Physical AI Factory: From Demos to Live Industrial Workflows
Physical AI is no longer confined to flashy stage demos. At a Siemens electronics factory in Erlangen, the HMND 01 humanoid robot from Humanoid, built on the NVIDIA physical AI stack, already performs autonomous logistics tasks on the live production floor. This Siemens NVIDIA humanoid deployment shows robots navigating around workers and machines while tying into Siemens’ existing automation systems, shifting physical AI from simulation to day-to-day operations. At Hannover Messe, Siemens extended this narrative with a flexible shoe line where AI agents actually execute decisions rather than merely recommending them, underscoring a move from advisory analytics to operational autonomy. For manufacturers, this marks a quiet but profound transition: robots that perceive, decide and act in real time are becoming core infrastructure, not experimental add-ons, redefining what a modern physical AI factory looks like.

Humanoid Robots in Warehouses: ERP Becomes a Control System
In warehouse operations, humanoid robots are starting to plug directly into enterprise backbones. At Vodafone Procure & Connect’s facility in Duisburg, a pilot by Accenture and SAP linked a humanoid robot to SAP Extended Warehouse Management (SAP EWM). The robot received inspection tasks from SAP, then autonomously roamed aisles to spot misplaced or damaged products, unsafe pallet stacking, unused storage capacity and hazards such as obstacles or misaligned pallets. Findings and recommendations flowed back into SAP in real time, turning EWM from a passive system of record into an active system of operational control. Accenture’s Robot Brain and digital twin training provided the physical AI intelligence, while SAP’s Joule AI execution fabric grounded robot actions in business logic and auditable data. These humanoid robots in warehouses foreshadow new automation governance models, where ERP orchestrates both people and embodied AI as a single, integrated workforce.

Industrial AI Edge Computing: The New Control Layer for Embodied Systems
Scaling embodied AI is forcing manufacturers to rethink industrial AI edge computing. High-bandwidth sensor streams, multi-camera vision, and on-robot generative models demand low-latency, power-efficient compute close to the factory floor. NVIDIA’s Jetson and IGX platforms, with deeply tuned memory optimizations, are being positioned as the edge “nervous system” for physical AI agents, ensuring multi-billion-parameter models can run within strict power and thermal envelopes without latency spikes or failures. At Hannover Messe, NVIDIA and partners demonstrated how accelerated edge and cloud infrastructure underpin digital twins, autonomous agents and humanoid robotics in live factory environments, while Deutsche Telekom’s Industrial AI Cloud keeps sensitive telemetry and design data within compliant boundaries. Together, these deployments sketch a reference stack: optimized edge silicon and software for real-time control, coupled to cloud-scale simulation and orchestration layers that coordinate robot fleets and continuously retrain models on operational data.
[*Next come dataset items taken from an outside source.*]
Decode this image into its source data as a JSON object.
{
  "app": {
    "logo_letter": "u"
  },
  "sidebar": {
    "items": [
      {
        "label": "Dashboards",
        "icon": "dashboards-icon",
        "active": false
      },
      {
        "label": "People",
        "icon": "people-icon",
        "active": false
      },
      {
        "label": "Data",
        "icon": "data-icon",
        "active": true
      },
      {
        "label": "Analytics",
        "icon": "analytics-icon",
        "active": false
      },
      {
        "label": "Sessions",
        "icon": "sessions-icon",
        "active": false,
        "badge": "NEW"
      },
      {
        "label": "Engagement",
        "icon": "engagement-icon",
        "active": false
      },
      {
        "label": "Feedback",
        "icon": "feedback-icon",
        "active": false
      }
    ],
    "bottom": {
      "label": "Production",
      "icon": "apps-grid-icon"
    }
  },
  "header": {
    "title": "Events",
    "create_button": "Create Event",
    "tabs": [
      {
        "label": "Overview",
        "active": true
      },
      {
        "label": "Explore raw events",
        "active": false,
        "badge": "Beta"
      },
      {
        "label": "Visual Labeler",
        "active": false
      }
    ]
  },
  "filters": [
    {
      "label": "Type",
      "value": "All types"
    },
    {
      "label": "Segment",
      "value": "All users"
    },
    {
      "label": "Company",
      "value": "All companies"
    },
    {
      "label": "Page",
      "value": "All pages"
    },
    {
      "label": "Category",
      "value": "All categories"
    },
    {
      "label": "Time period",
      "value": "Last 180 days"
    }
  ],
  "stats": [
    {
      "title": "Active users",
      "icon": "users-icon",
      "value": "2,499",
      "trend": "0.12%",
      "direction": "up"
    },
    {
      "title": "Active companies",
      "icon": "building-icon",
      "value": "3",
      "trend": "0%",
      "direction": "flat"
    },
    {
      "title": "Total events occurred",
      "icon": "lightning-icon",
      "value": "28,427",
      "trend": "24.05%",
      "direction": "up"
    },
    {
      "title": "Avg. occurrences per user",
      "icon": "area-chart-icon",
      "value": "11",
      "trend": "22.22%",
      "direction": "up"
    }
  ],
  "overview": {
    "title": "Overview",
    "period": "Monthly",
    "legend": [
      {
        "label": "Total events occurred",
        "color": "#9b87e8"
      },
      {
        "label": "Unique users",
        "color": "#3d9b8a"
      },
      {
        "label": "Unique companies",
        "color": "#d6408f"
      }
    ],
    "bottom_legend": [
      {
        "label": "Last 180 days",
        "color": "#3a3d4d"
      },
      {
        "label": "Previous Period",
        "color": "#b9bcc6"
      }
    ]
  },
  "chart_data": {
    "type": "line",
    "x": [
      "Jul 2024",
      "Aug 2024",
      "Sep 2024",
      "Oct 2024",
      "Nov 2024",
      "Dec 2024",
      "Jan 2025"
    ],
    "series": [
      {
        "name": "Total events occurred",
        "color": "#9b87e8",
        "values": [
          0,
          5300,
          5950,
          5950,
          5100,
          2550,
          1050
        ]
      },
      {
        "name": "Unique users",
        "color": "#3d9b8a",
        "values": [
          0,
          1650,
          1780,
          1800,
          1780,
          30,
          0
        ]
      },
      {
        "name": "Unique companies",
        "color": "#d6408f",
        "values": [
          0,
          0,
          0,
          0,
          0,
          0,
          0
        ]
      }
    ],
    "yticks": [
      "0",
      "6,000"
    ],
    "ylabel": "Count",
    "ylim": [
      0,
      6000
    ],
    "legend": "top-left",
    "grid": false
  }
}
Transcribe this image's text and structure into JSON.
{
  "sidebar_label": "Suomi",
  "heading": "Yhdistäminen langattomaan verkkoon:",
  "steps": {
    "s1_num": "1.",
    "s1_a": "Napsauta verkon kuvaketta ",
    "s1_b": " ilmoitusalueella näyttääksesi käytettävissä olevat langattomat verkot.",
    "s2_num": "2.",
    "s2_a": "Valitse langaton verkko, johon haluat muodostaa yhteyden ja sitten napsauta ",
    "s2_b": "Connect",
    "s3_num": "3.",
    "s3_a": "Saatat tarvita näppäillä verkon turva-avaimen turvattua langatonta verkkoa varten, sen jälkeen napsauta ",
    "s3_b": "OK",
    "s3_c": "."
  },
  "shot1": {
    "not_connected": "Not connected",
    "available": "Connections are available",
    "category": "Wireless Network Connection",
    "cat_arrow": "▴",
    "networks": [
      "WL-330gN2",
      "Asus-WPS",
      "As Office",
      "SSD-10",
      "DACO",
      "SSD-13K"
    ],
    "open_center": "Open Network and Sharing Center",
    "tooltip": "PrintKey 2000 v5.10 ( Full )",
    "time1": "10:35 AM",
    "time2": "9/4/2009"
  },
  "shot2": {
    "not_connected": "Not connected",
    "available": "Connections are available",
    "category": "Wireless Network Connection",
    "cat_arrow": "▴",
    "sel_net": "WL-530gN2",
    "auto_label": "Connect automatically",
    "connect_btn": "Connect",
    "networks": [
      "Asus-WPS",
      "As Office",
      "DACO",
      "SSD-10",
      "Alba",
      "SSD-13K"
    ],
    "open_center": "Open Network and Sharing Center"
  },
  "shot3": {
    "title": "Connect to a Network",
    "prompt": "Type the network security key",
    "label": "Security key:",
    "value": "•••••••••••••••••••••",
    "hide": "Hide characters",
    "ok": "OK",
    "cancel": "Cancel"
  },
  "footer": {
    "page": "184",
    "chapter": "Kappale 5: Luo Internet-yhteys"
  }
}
DEEPX–Hyundai: Building the ‘Edge Brain’ for Next-Gen Robots
At the silicon level, DEEPX and Hyundai Motor Group’s Robotics LAB are co-architecting a next-generation Physical AI compute platform for robotics. Centered on DEEPX’s DX-M2 Physical GenAI chip, the collaboration targets ultra-low-power AI semiconductor designs capable of running large-scale generative models directly on robots. The focus is Vision-Language-Action (VLA) and Vision-Language Models (VLM), enabling robots to perceive via cameras, understand natural language, and act autonomously in factories or logistics hubs. Beyond chips, the effort spans hardware systems, a Physical AI software stack and application libraries, effectively defining a robotics “edge brain” tailored for continuous, on-device inference. With projections that the Physical AI semiconductor market could reach roughly USD 123 billion (approx. RM566 billion) by 2030, and with robotics and humanoids as primary demand drivers, DEEPX Hyundai robotics efforts underline how specialized silicon is becoming foundational to the emerging physical AI factory stack.

Capital and Cloud: Project Prometheus and the New Factory Stack
Massive capital is now flowing into physical AI explicitly targeting industrial use cases. Jeff Bezos’ Project Prometheus is close to securing a USD 10 billion (approx. RM46 billion) round, led by investors including JPMorgan and BlackRock, bringing total funding to more than USD 16 billion (approx. RM73 billion). Prometheus trains models on real-world experimental data, robotics interactions and engineering workflows, with an emphasis on aerospace, automotive and advanced manufacturing. It also aims to buy up industrial businesses to feed operational data back into its models, effectively treating factories themselves as training assets. In parallel, NVIDIA and Google Cloud are co-engineering AI-optimized infrastructure for agentic and physical AI, from Blackwell-based GPUs to the Gemini Enterprise Agent Platform. Together, these moves hint at a standard stack: specialized AI silicon at the edge, industrial AI platforms in the cloud, and humanoid or mobile robots woven directly into MES and ERP systems.